What Is Arithmetic Progressions Class 10: Definition & Examples

Definition of Arithmetic Progressions in Class 10 Maths

An Arithmetic Progression (AP) is a sequence of numbers in which the difference between any two consecutive terms is always the same. This difference is called the common difference (d).

For example, the sequence $2, 5, 8, 11, 14, \ldots$ is an AP where the common difference $d = 3$.

In Class 10 NCERT Maths, understanding this definition is crucial as it forms the basis for solving many problems related to sequences.

Key points:

• The first term is denoted by $a$.
• The $n^{th}$ term is denoted by $a_n$.
• The common difference $d = a_2 - a_1 = a_3 - a_2 = \ldots$

This simple definition helps you identify and work with arithmetic sequences effectively.

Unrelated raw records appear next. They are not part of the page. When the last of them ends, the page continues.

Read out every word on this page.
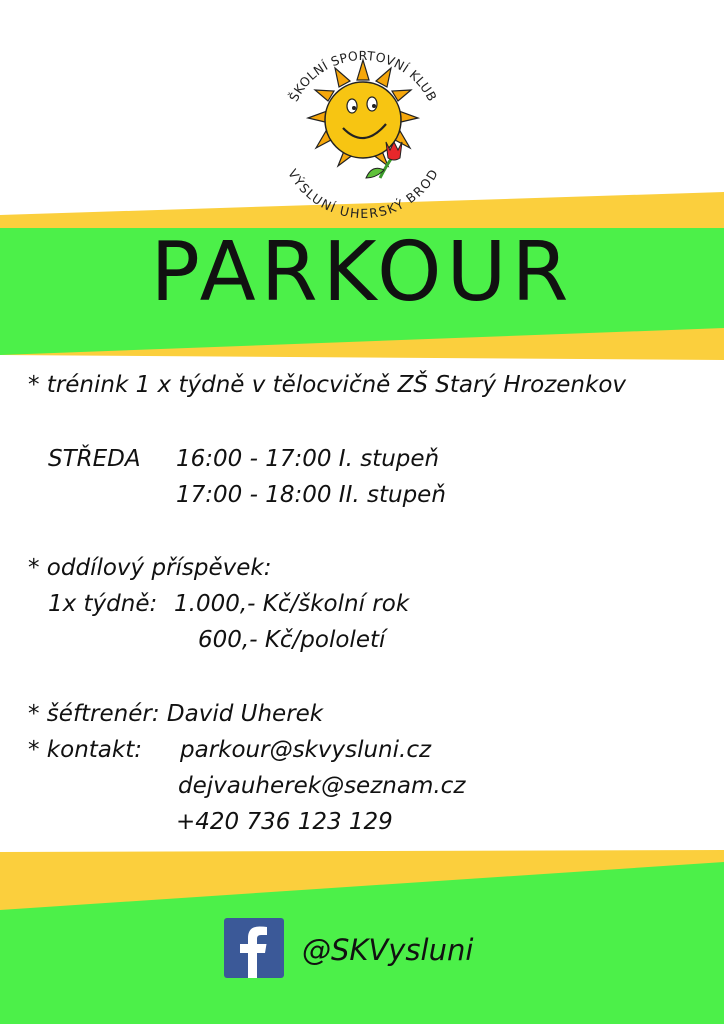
ŠKOLNÍ SPORTOVNÍ KLUB
VÝSLUNÍ UHERSKÝ BROD
PARKOUR
* trénink 1 x týdně v tělocvičně ZŠ Starý Hrozenkov
STŘEDA 16:00 - 17:00 I. stupeň
17:00 - 18:00 II. stupeň
* oddílový příspěvek:
1x týdně: 1.000,- Kč/školní rok
600,- Kč/pololetí
* šéftrenér: David Uherek
* kontakt: parkour@skvysluni.cz
dejvauherek@seznam.cz
+420 736 123 129
@SKVysluni
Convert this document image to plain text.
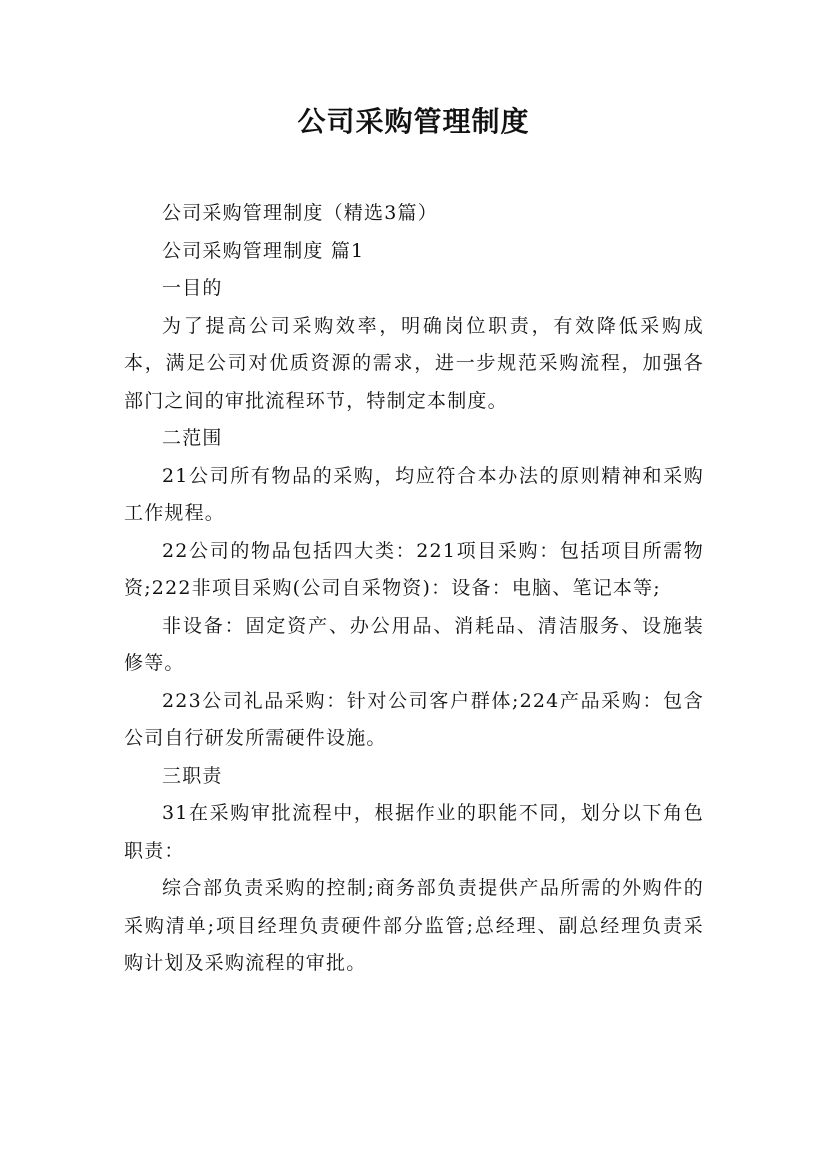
公司采购管理制度

公司采购管理制度（精选3篇）

公司采购管理制度 篇1

一目的

为了提高公司采购效率，明确岗位职责，有效降低采购成本，满足公司对优质资源的需求，进一步规范采购流程，加强各部门之间的审批流程环节，特制定本制度。

二范围

21公司所有物品的采购，均应符合本办法的原则精神和采购工作规程。

22公司的物品包括四大类：221项目采购：包括项目所需物资;222非项目采购(公司自采物资)：设备：电脑、笔记本等;

非设备：固定资产、办公用品、消耗品、清洁服务、设施装修等。

223公司礼品采购：针对公司客户群体;224产品采购：包含公司自行研发所需硬件设施。

三职责

31在采购审批流程中，根据作业的职能不同，划分以下角色职责：

综合部负责采购的控制;商务部负责提供产品所需的外购件的采购清单;项目经理负责硬件部分监管;总经理、副总经理负责采购计划及采购流程的审批。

Formula for the nth Term of an Arithmetic Progression

The $n^{th}$ term of an Arithmetic Progression can be found using the formula:

$$ a_n = a + (n - 1)d $$

Where:

• $a$ = first term
• $d$ = common difference
• $n$ = term number

Example: Find the 10th term of the AP: $3, 7, 11, 15, \ldots$

Here, $a = 3$, $d = 4$, and $n = 10$.

$$ a_{10} = 3 + (10 - 1) \times 4 = 3 + 36 = 39 $$ So, the 10th term is 39.

This formula helps you quickly find any term in the sequence without listing all terms.

Sum of First n Terms of an Arithmetic Progression

The sum of the first $n$ terms of an AP is given by the formula:

$$ S_n = \frac{n}{2} [2a + (n - 1)d] $$

Alternatively, if you know the $n^{th}$ term $a_n$, the sum can also be calculated as:

$$ S_n = \frac{n}{2} (a + a_n) $$

Example: Find the sum of the first 5 terms of the AP: $4, 9, 14, 19, 24, \ldots$

Here, $a = 4$, $d = 5$, $n = 5$.

Calculate $S_5$:

$$ S_5 = \frac{5}{2} [2 \times 4 + (5 - 1) \times 5] = \frac{5}{2} [8 + 20] = \frac{5}{2} \times 28 = 70 $$

So, the sum is 70.

Use these formulas to quickly find sums without adding each term.

Identifying Arithmetic Progressions: Key Characteristics

To identify whether a sequence is an Arithmetic Progression, check these points:

• The difference between consecutive terms is constant.
• The sequence can be increasing, decreasing, or constant.

If the difference varies, the sequence is not an AP. This check helps in solving problems correctly.

Real-Life Applications of Arithmetic Progressions

Arithmetic Progressions are not just theoretical; they appear in everyday situations such as:

• Salary increments: A fixed raise each year forms an AP.
• Seating arrangements: Rows increasing by a fixed number.
• Saving money: Adding a fixed amount monthly.
• Sports: Increasing training time by a fixed interval.

Understanding AP helps in practical problem-solving and financial planning.

For example, if you save ₹500 the first month and increase your savings by ₹100 every month, your savings form an AP with $a=500$ and $d=100$.

Common Mistakes to Avoid in Arithmetic Progressions

Students often make these errors:

• Forgetting to calculate the common difference correctly.
• Using the wrong formula for the nth term or sum.
• Confusing arithmetic progression with geometric progression.
• Not checking if the sequence is actually an AP before applying formulas.

Tips to avoid mistakes:

• Always verify the common difference.
• Write down the first few terms clearly.
• Practice with varied examples.

Being careful with these points will improve your accuracy in exams.